UCLA Declined To Hire a Professor After Students Denounced His Mild DEI Criticism

Yoel Inbar is an associate professor of psychology at the University of Toronto. He was slated to join the University of California at Los Angeles as a tenured professor of psychology, but the offer failed to materialize after 66 students signed a petition urging the administration not to hire him.

The students’ issue with Inbar? In an episode of his podcast Two Psychologists Four Beers, Inbar mildly criticized diversity, equity, and inclusion (DEI) statements as used by university administrations to screen potential hires. He described DEI statements as compelled speech and empty “value signaling.”

“It is not clear what good they do,” said Inbar.

His comments were quoted in the student petition, which essentially confirms the very criticism Inbar was making of DEI statements: The students appear to take the view that opposition to DEI statements should in fact be grounds for nonemployment.
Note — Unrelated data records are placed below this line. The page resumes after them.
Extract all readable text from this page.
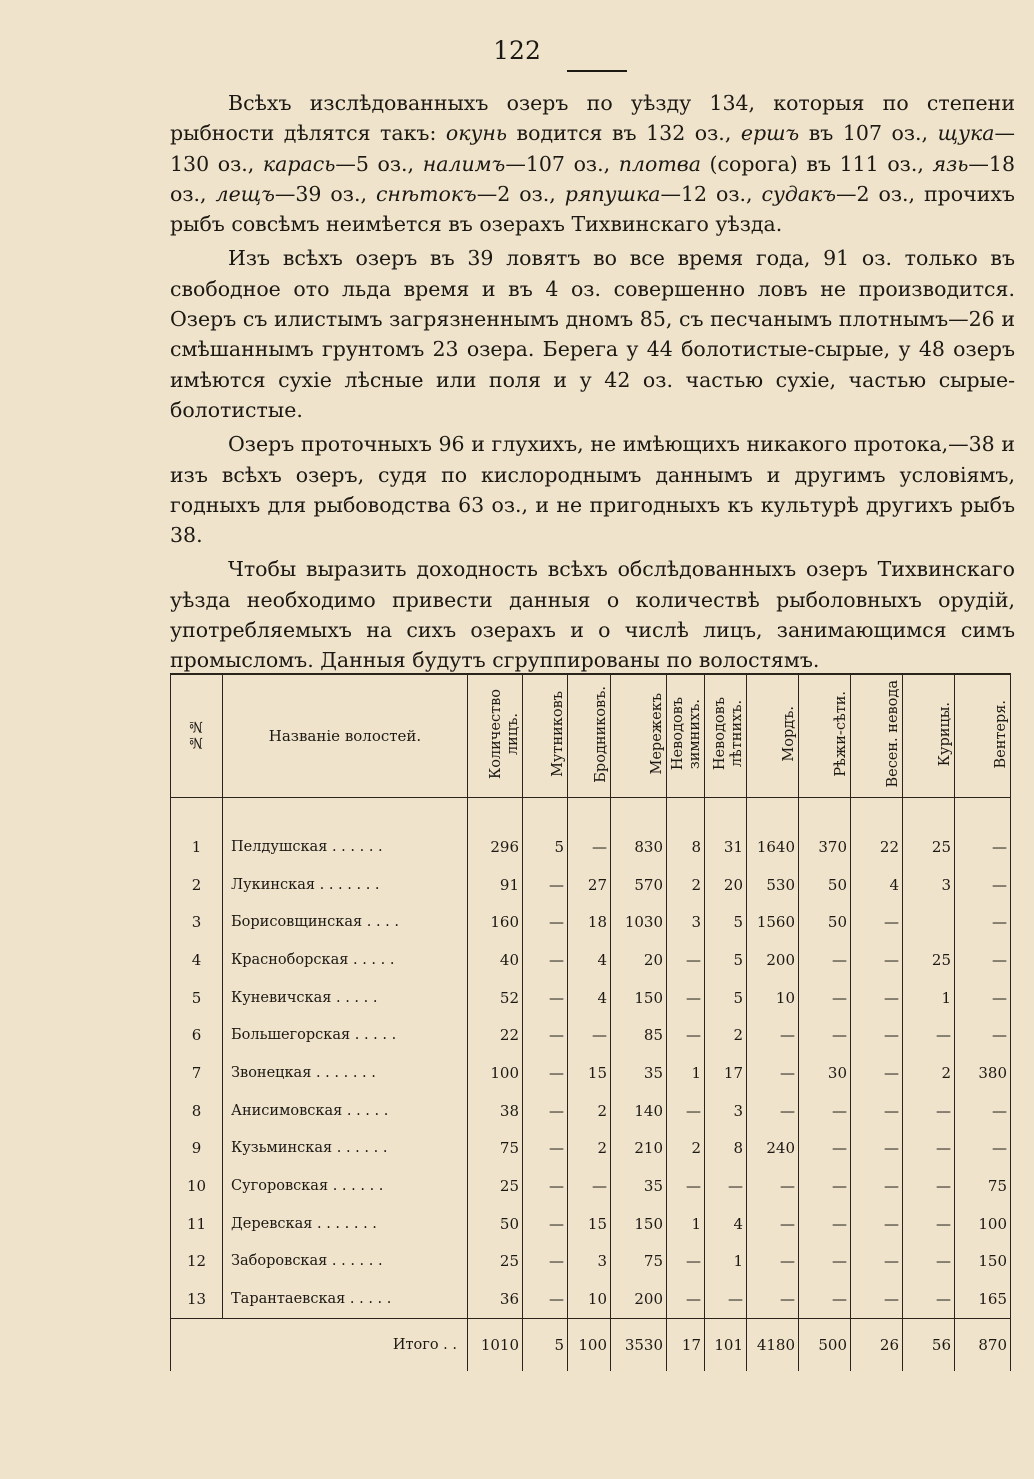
122

Всѣхъ изслѣдованныхъ озеръ по уѣзду 134, которыя по степени рыбности дѣлятся такъ: окунь водится въ 132 оз., ершъ въ 107 оз., щука—130 оз., карась—5 оз., налимъ—107 оз., плотва (сорога) въ 111 оз., язь—18 оз., лещъ—39 оз., снѣтокъ—2 оз., ряпушка—12 оз., судакъ—2 оз., прочихъ рыбъ совсѣмъ неимѣется въ озерахъ Тихвинскаго уѣзда.

Изъ всѣхъ озеръ въ 39 ловятъ во все время года, 91 оз. только въ свободное ото льда время и въ 4 оз. совершенно ловъ не производится. Озеръ съ илистымъ загрязненнымъ дномъ 85, съ песчанымъ плотнымъ—26 и смѣшаннымъ грунтомъ 23 озера. Берега у 44 болотистые-сырые, у 48 озеръ имѣются сухіе лѣсные или поля и у 42 оз. частью сухіе, частью сырые-болотистые.

Озеръ проточныхъ 96 и глухихъ, не имѣющихъ никакого протока,—38 и изъ всѣхъ озеръ, судя по кислороднымъ даннымъ и другимъ условіямъ, годныхъ для рыбоводства 63 оз., и не пригодныхъ къ культурѣ другихъ рыбъ 38.

Чтобы выразить доходность всѣхъ обслѣдованныхъ озеръ Тихвинскаго уѣзда необходимо привести данныя о количествѣ рыболовныхъ орудій, употребляемыхъ на сихъ озерахъ и о числѣ лицъ, занимающимся симъ промысломъ. Данныя будутъ сгруппированы по волостямъ.

№№	Названіе волостей.	Количество
лицъ.	Мутниковъ	Бродниковъ.	Мережекъ	Неводовъ
зимнихъ.	Неводовъ
лѣтнихъ.	Мордъ.	Рѣжи-сѣти.	Весен. невода	Курицы.	Вентеря.
1	Пелдушская . . . . . .	296	5	—	830	8	31	1640	370	22	25	—
2	Лукинская . . . . . . .	91	—	27	570	2	20	530	50	4	3	—
3	Борисовщинская . . . .	160	—	18	1030	3	5	1560	50	—		—
4	Красноборская . . . . .	40	—	4	20	—	5	200	—	—	25	—
5	Куневичская . . . . .	52	—	4	150	—	5	10	—	—	1	—
6	Большегорская . . . . .	22	—	—	85	—	2	—	—	—	—	—
7	Звонецкая . . . . . . .	100	—	15	35	1	17	—	30	—	2	380
8	Анисимовская . . . . .	38	—	2	140	—	3	—	—	—	—	—
9	Кузьминская . . . . . .	75	—	2	210	2	8	240	—	—	—	—
10	Сугоровская . . . . . .	25	—	—	35	—	—	—	—	—	—	75
11	Деревская . . . . . . .	50	—	15	150	1	4	—	—	—	—	100
12	Заборовская . . . . . .	25	—	3	75	—	1	—	—	—	—	150
13	Тарантаевская . . . . .	36	—	10	200	—	—	—	—	—	—	165
	Итого . .	1010	5	100	3530	17	101	4180	500	26	56	870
“Given the express priority of our university to consider DEI efforts and experiences in the faculty search and hiring process, we are adamant that the hiring committee enforce UCLA’s Equity, Diversity, and Inclusion Office message,” the petition concludes, “by electing to not extend a job offer to Dr. Yoel Inbar.”
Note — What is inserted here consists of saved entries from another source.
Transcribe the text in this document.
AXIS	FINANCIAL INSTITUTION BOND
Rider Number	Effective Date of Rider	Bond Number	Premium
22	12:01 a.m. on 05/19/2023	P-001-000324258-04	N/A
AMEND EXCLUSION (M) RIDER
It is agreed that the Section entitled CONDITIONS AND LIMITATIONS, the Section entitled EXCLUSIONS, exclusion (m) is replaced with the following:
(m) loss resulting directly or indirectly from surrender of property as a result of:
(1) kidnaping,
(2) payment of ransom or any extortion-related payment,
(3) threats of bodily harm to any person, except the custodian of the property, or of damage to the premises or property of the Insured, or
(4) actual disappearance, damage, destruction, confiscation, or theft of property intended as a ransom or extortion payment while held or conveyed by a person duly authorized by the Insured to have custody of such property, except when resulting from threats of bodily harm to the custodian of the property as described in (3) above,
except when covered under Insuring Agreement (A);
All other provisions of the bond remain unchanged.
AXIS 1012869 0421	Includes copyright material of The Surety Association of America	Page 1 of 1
Dozens of psych students signed this letter demanding UCLA not hire Dr. Yoel Inbar. After that, he didn’t get the job offer he was almost certainly going to receive.

His main offense: expressing skepticism about DEI statements. In his words, “It is not clear what good they do.” pic.twitter.com/piV6BwXUvh

— John Sailer (@JohnDSailer) June 28, 2023

According to The Chronicle of Higher Education, Inbar had sought to move to UCLA after his partner accepted a position there. Partner hires are very common at universities in cases where both spouses work in academia; institutions will often try to find two placements at once. Things seemed to be on track for Inbar until earlier this year, after his views on DEI became known to students.
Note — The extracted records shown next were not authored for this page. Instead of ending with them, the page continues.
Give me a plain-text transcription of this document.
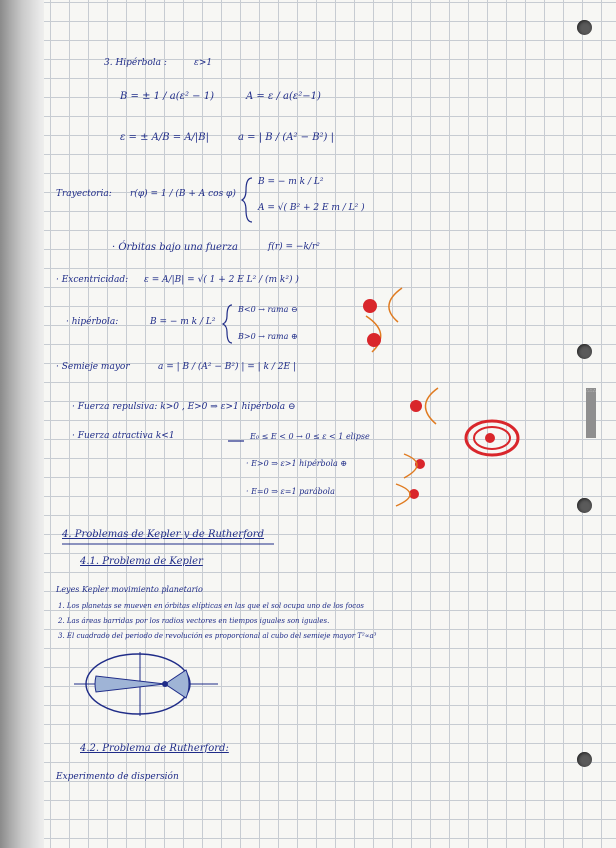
∴∴∴
3. Hipérbola :	ε>1
B = ± 1 / a(ε² − 1)	A = ε / a(ε²−1)
ε = ± A/B = A/|B|	a = | B / (A² − B²) |
Trayectoria: r(φ) = 1 / (B + A cos φ)
B = − m k / L²
A = √( B² + 2 E m / L² )
· Órbitas bajo una fuerza	f(r) = −k/r²
· Excentricidad: ε = A/|B| = √( 1 + 2 E L² / (m k²) )
· hipérbola:	B = − m k / L²
B<0 → rama ⊖
B>0 → rama ⊕
· Semieje mayor	a = | B / (A² − B²) | = | k / 2E |
· Fuerza repulsiva: k>0 , E>0 ⇒ ε>1 hipérbola ⊖
· Fuerza atractiva k<1	E₀ ≤ E < 0 → 0 ≤ ε < 1 elipse
· E>0 ⇒ ε>1 hipérbola ⊕
· E=0 ⇒ ε=1 parábola
4. Problemas de Kepler y de Rutherford
4.1. Problema de Kepler
Leyes Kepler movimiento planetario
1. Los planetas se mueven en órbitas elípticas en las que el sol ocupa uno de los focos
2. Las áreas barridas por los radios vectores en tiempos iguales son iguales.
3. El cuadrado del periodo de revolución es proporcional al cubo del semieje mayor T²∝a³
4.2. Problema de Rutherford:
Experimento de dispersión
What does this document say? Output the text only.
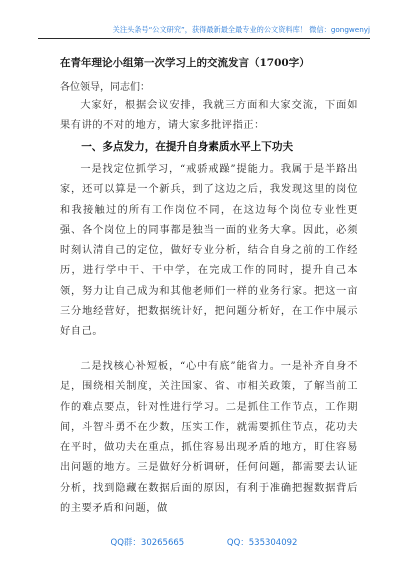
关注头条号“公文研究”，获得最新最全最专业的公文资料库！ 微信：gongwenyj
在青年理论小组第一次学习上的交流发言（1700字）
各位领导，同志们：
大家好，根据会议安排，我就三方面和大家交流，下面如果有讲的不对的地方，请大家多批评指正：
一、多点发力，在提升自身素质水平上下功夫
一是找定位抓学习，“戒骄戒躁”提能力。我属于是半路出家，还可以算是一个新兵，到了这边之后，我发现这里的岗位和我接触过的所有工作岗位不同，在这边每个岗位专业性更强、各个岗位上的同事都是独当一面的业务大拿。因此，必须时刻认清自己的定位，做好专业分析，结合自身之前的工作经历，进行学中干、干中学，在完成工作的同时，提升自己本领，努力让自己成为和其他老师们一样的业务行家。把这一亩三分地经营好，把数据统计好，把问题分析好，在工作中展示好自己。
二是找核心补短板，“心中有底”能省力。一是补齐自身不足，围绕相关制度，关注国家、省、市相关政策，了解当前工作的难点要点，针对性进行学习。二是抓住工作节点，工作期间，斗智斗勇不在少数，压实工作，就需要抓住节点，花功夫在平时，做功夫在重点，抓住容易出现矛盾的地方，盯住容易出问题的地方。三是做好分析调研，任何问题，都需要去认证分析，找到隐藏在数据后面的原因，有利于准确把握数据背后的主要矛盾和问题，做
QQ群：30265665	QQ：535304092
Whether the student petition caused the administration to back away from the hiring is unclear; UCLA did not respond to a request for comment. The Foundation for Individual Rights and Expression (FIRE) has attempted to obtain records relating to the hiring committee’s deliberations, but UCLA repeatedly delayed—and ultimately blocked—that move.

Alex Morey, director of campus rights advocacy at FIRE, tells Reason that FIRE is drafting an appeal and will try again.

“Universities need to be places where the brightest minds can be free to inquire about the most important issues facing society,” says Morey. “When university administrators say only one type of view is allowed, they’re no longer really a university.”

When reached for comment, Inbar said that he had spoken out about the controversy during a recent appearance on the Very Bad Wizards podcast.

UCLA is a public university, and its students and faculty members are entitled to robust free expression rights. Educational institutions must not refuse to hire people merely because a handful of extremely progressive students are perturbed by incongruous opinions. This is the exact critique of DEI pledges: They tend to harm the pursuit of actual diversity—of intellectual heterogeneity—by forcing members of campus to affirm a toxically narrow-minded worldview.